I am trying to let go and not to be afraid in the midst of our crazy political situation — and trying not to make decisions out of fear or a sense of powerlessness or frustration. I am trying not to feel frustrated and upset about the homeless and the hungry in our midst. I am trying not to be annoyed with family situations that are — well, annoying. I’m trying to live the Gospel and even trying to open my Episcopal self to the graces of evangelism, and I’m finding it all challenging to do. But I know that God expects me to live the Gospel, to value my brothers and sisters and all they do, and to refrain from judging (that is God’s prerogative).
I’m glad no one ever said this would be easy.

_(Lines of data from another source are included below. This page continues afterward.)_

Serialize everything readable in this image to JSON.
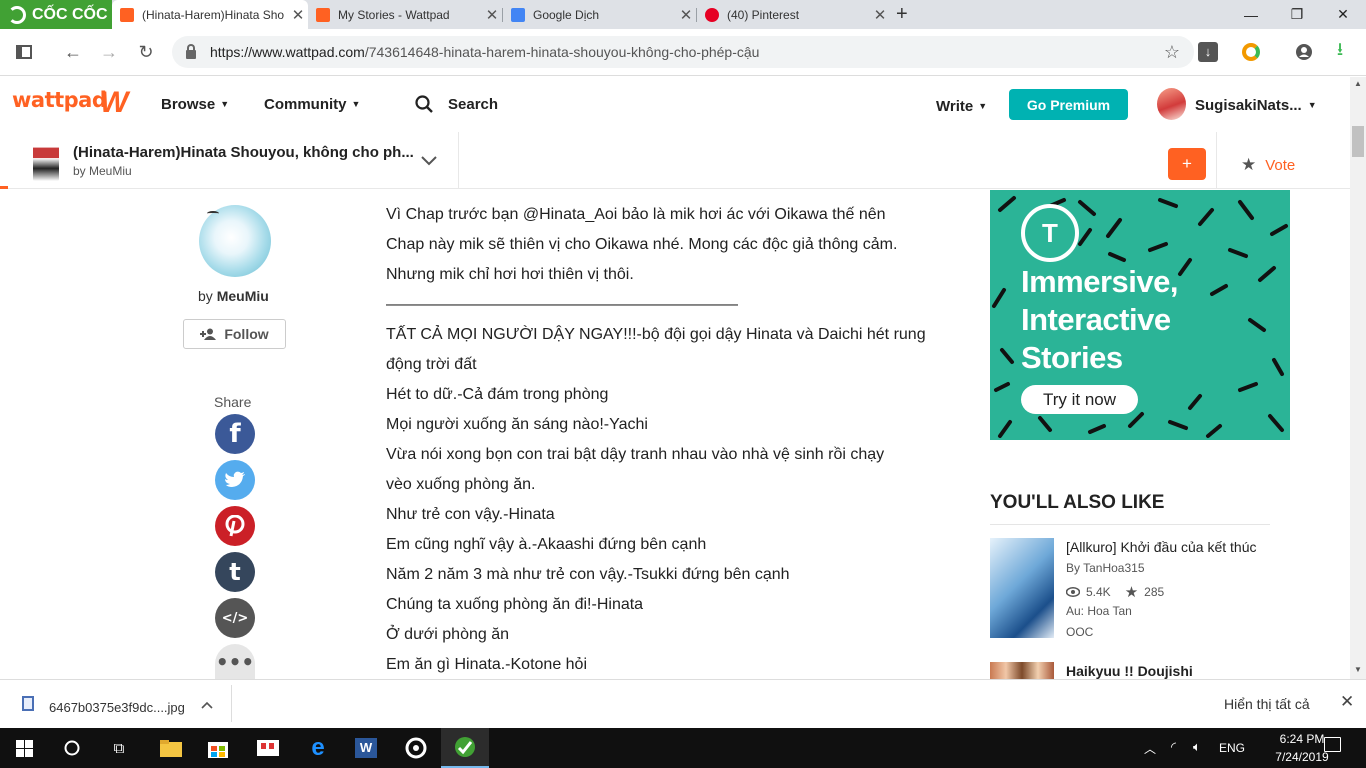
{
  "browser": {
    "brand": "CỐC CỐC",
    "tabs": [
      {
        "title": "(Hinata-Harem)Hinata Sho",
        "active": true
      },
      {
        "title": "My Stories - Wattpad",
        "active": false
      },
      {
        "title": "Google Dịch",
        "active": false
      },
      {
        "title": "(40) Pinterest",
        "active": false
      }
    ],
    "url_host": "https://www.wattpad.com",
    "url_path": "/743614648-hinata-harem-hinata-shouyou-không-cho-phép-cậu"
  },
  "header": {
    "logo": "wattpad",
    "nav": [
      "Browse",
      "Community"
    ],
    "search_label": "Search",
    "write_label": "Write",
    "premium_label": "Go Premium",
    "username": "SugisakiNats..."
  },
  "storybar": {
    "title": "(Hinata-Harem)Hinata Shouyou, không cho ph...",
    "by": "by MeuMiu",
    "add_label": "+",
    "vote_label": "Vote"
  },
  "author": {
    "by_prefix": "by",
    "name": "MeuMiu",
    "follow_label": "Follow",
    "share_label": "Share"
  },
  "story_lines": [
    "Vì Chap trước bạn @Hinata_Aoi bảo là mik hơi ác với Oikawa thế nên",
    "Chap này mik sẽ thiên vị cho Oikawa nhé. Mong các độc giả thông cảm.",
    "Nhưng mik chỉ hơi hơi thiên vị thôi.",
    "——————————————————————",
    "TẤT CẢ MỌI NGƯỜI DẬY NGAY!!!-bộ đội gọi dậy Hinata và Daichi hét rung",
    "động trời đất",
    "Hét to dữ.-Cả đám trong phòng",
    "Mọi người xuống ăn sáng nào!-Yachi",
    "Vừa nói xong bọn con trai bật dậy tranh nhau vào nhà vệ sinh rồi chạy",
    "vèo xuống phòng ăn.",
    "Như trẻ con vậy.-Hinata",
    "Em cũng nghĩ vậy à.-Akaashi đứng bên cạnh",
    "Năm 2 năm 3 mà như trẻ con vậy.-Tsukki đứng bên cạnh",
    "Chúng ta xuống phòng ăn đi!-Hinata",
    "Ở dưới phòng ăn",
    "Em ăn gì Hinata.-Kotone hỏi"
  ],
  "ad": {
    "logo_letter": "T",
    "line1": "Immersive,",
    "line2": "Interactive",
    "line3": "Stories",
    "cta": "Try it now"
  },
  "also_like": {
    "heading": "YOU'LL ALSO LIKE",
    "items": [
      {
        "title": "[Allkuro] Khởi đầu của kết thúc",
        "by": "By TanHoa315",
        "reads": "5.4K",
        "votes": "285",
        "tags": [
          "Au: Hoa Tan",
          "OOC"
        ]
      },
      {
        "title": "Haikyuu !! Doujishi"
      }
    ]
  },
  "download": {
    "filename": "6467b0375e3f9dc....jpg",
    "show_all": "Hiển thị tất cả"
  },
  "taskbar": {
    "lang": "ENG",
    "time": "6:24 PM",
    "date": "7/24/2019"
  },
  "colors": {
    "wattpad_orange": "#ff6122",
    "premium_teal": "#00b2b2",
    "coccoc_green": "#41a134",
    "ad_green": "#2bb497"
  }
}
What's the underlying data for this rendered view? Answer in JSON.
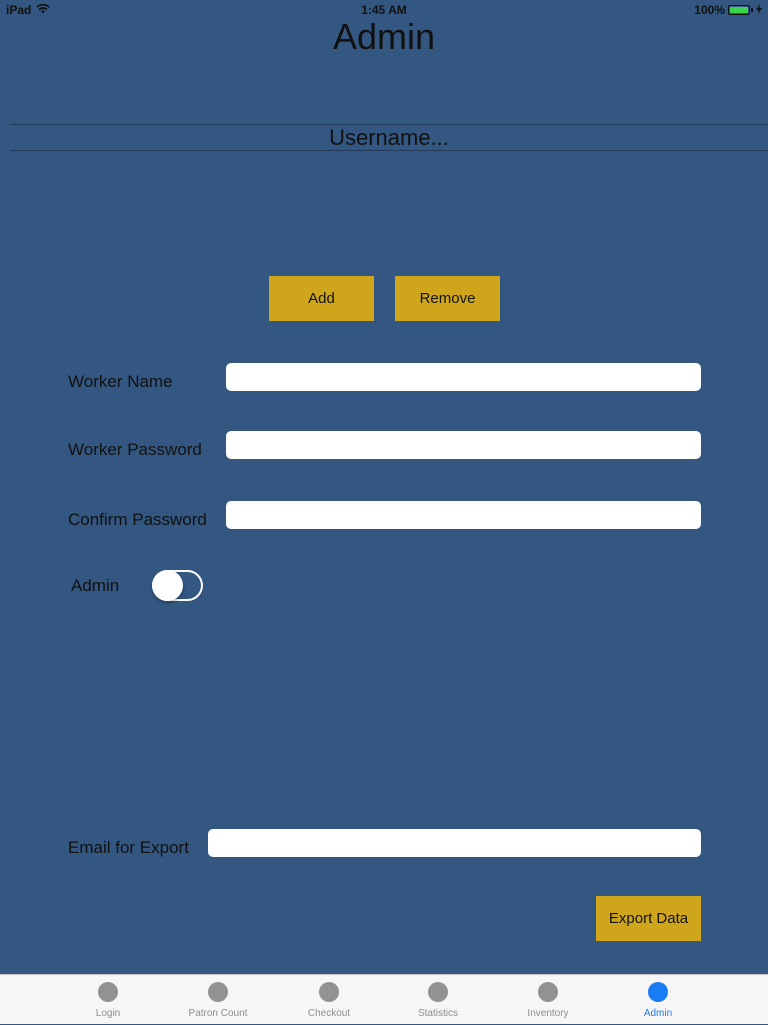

There will be differences of thought and opinion and belief as long as there are different people. I wonder what would happen if we could decide to simply trust that we’re all doing our best to love and serve God, even when we disagree sometimes on how to do that. So — to all my sisters and brothers of whatever shade of green — peace, and a multitude of blessings on all you do. I pray we find joy in each other’s gifts, and in the variety that exists among us. I pray that we come to genuinely rejoice in the work each of us does, knowing that, as Paul said, “There are different kinds of gifts, but the same Spirit.” 1 Corinthians 12:4
The same Spirit. Thanks be to God.
The Rev. Dr. Lynn D. Sinnott is a pastor at Christ Episcopal Church and a guest columnist.